Friday, 30 January, 2015

How do you unboil an egg? Untangle the proteins and allow them to refold, University of California, Irvine (UCI) and Australian researchers say.

But why would you want to? Well, it’s not just for those times when you change your mind about what to have for breakfast. The researchers say it could dramatically cut costs in food production and cancer treatments.

Like many researchers, Gregory Weiss, a member of the research team, has struggled to efficiently produce or recycle molecular proteins that have a wide range of applications but frequently ‘mis-fold’ into structurally incorrect shapes when they are formed, rendering them useless.
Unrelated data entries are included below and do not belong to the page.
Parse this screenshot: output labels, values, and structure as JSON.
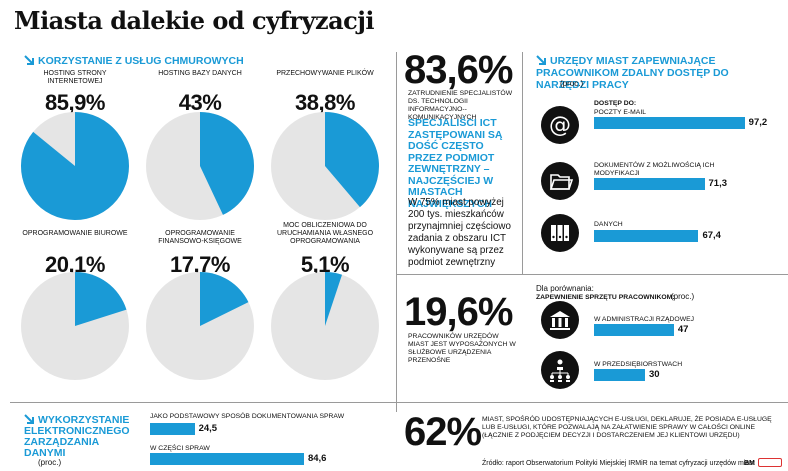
{
  "title": "Miasta dalekie od cyfryzacji",
  "chart_data": [
    {
      "type": "pie",
      "title": "Korzystanie z usług chmurowych",
      "items": [
        {
          "label": "Hosting strony internetowej",
          "value": 85.9,
          "value_label": "85,9%"
        },
        {
          "label": "Hosting bazy danych",
          "value": 43,
          "value_label": "43%"
        },
        {
          "label": "Przechowywanie plików",
          "value": 38.8,
          "value_label": "38,8%"
        },
        {
          "label": "Oprogramowanie biurowe",
          "value": 20.1,
          "value_label": "20,1%"
        },
        {
          "label": "Oprogramowanie finansowo-księgowe",
          "value": 17.7,
          "value_label": "17,7%"
        },
        {
          "label": "Moc obliczeniowa do uruchamiania własnego oprogramowania",
          "value": 5.1,
          "value_label": "5,1%"
        }
      ]
    },
    {
      "type": "bar",
      "title": "Urzędy miast zapewniające pracownikom zdalny dostęp do narzędzi pracy",
      "unit": "(proc.)",
      "group_label": "DOSTĘP DO:",
      "categories": [
        "POCZTY E-MAIL",
        "DOKUMENTÓW Z MOŻLIWOŚCIĄ ICH MODYFIKACJI",
        "DANYCH"
      ],
      "values": [
        97.2,
        71.3,
        67.4
      ],
      "value_labels": [
        "97,2",
        "71,3",
        "67,4"
      ]
    },
    {
      "type": "bar",
      "title": "Zapewnienie sprzętu pracownikom:",
      "intro": "Dla porównania:",
      "unit": "(proc.)",
      "categories": [
        "W ADMINISTRACJI RZĄDOWEJ",
        "W PRZEDSIĘBIORSTWACH"
      ],
      "values": [
        47,
        30
      ],
      "value_labels": [
        "47",
        "30"
      ]
    },
    {
      "type": "bar",
      "title": "Wykorzystanie elektronicznego zarządzania danymi",
      "unit": "(proc.)",
      "categories": [
        "JAKO PODSTAWOWY SPOSÓB DOKUMENTOWANIA SPRAW",
        "W CZĘŚCI SPRAW"
      ],
      "values": [
        24.5,
        84.6
      ],
      "value_labels": [
        "24,5",
        "84,6"
      ]
    }
  ],
  "ict": {
    "value": "83,6%",
    "caption": "ZATRUDNIENIE SPECJALISTÓW DS. TECHNOLOGII INFORMACYJNO--KOMUNIKACYJNYCH",
    "highlight": "SPECJALIŚCI ICT ZASTĘPOWANI SĄ DOŚĆ CZĘSTO PRZEZ PODMIOT ZEWNĘTRZNY – NAJCZĘŚCIEJ W MIASTACH NAJWIĘKSZYCH",
    "note": "W 75% miast powyżej 200 tys. mieszkańców przynajmniej częściowo zadania z obszaru ICT wykonywane są przez podmiot zewnętrzny"
  },
  "devices": {
    "value": "19,6%",
    "caption": "PRACOWNIKÓW URZĘDÓW MIAST JEST WYPOSAŻONYCH W SŁUŻBOWE URZĄDZENIA PRZENOŚNE"
  },
  "eservice": {
    "value": "62%",
    "caption": "MIAST, SPOŚRÓD UDOSTĘPNIAJĄCYCH E-USŁUGI, DEKLARUJE, ŻE POSIADA E-USŁUGĘ LUB E-USŁUGI, KTÓRE POZWALAJĄ NA ZAŁATWIENIE SPRAWY W CAŁOŚCI ONLINE (ŁĄCZNIE Z PODJĘCIEM DECYZJI I DOSTARCZENIEM JEJ KLIENTOWI URZĘDU)"
  },
  "source": "Źródło: raport Obserwatorium Polityki Miejskiej IRMiR na temat cyfryzacji urzędów miast",
  "credit": "BM",
  "colors": {
    "accent": "#1a9ad6",
    "pie_bg": "#e5e5e5",
    "icon": "#111111"
  }
}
“It’s not so much that we’re interested in processing the eggs; that’s just demonstrating how powerful this process is,” said Weiss, a UCI professor of chemistry and molecular biology & biochemistry.

“The real problem is there are lots of cases of gummy proteins that you spend way too much time scraping off your test tubes, and you want some means of recovering that material.”

Current methods are time-consuming and expensive: the equivalent of dialysis at the molecular level must be done for about four days. Weiss says the new process takes just minutes to carry out. “It speeds things up by a factor of thousands,” he said.

Weiss and colleagues added a urea substance to boiled egg whites; this ‘chews’ the solid whites, liquefying them. They then used a vortex fluid device, a high-powered machine designed by Professor Colin Raston’s laboratory at Flinders University. Shear stress forces the tangled masses of protein back into their untangled form.

“This method … could transform industrial and research production of proteins,” the researchers wrote in their paper, which has been published in the journal ChemBioChem.

They say that industrial cheesemakers, farmers and others who use recombinant proteins could achieve more bang for their buck by using this method. The ability to quickly and cheaply re-form common proteins from yeast or E. coli bacteria could potentially streamline protein manufacturing and make cancer treatments more affordable.

UCI has filed for a patent on the work, and its Office of Technology Alliances is working with interested commercial partners.

The research was supported by grants from the Australian Research Council and the National Institute of General Medical Sciences.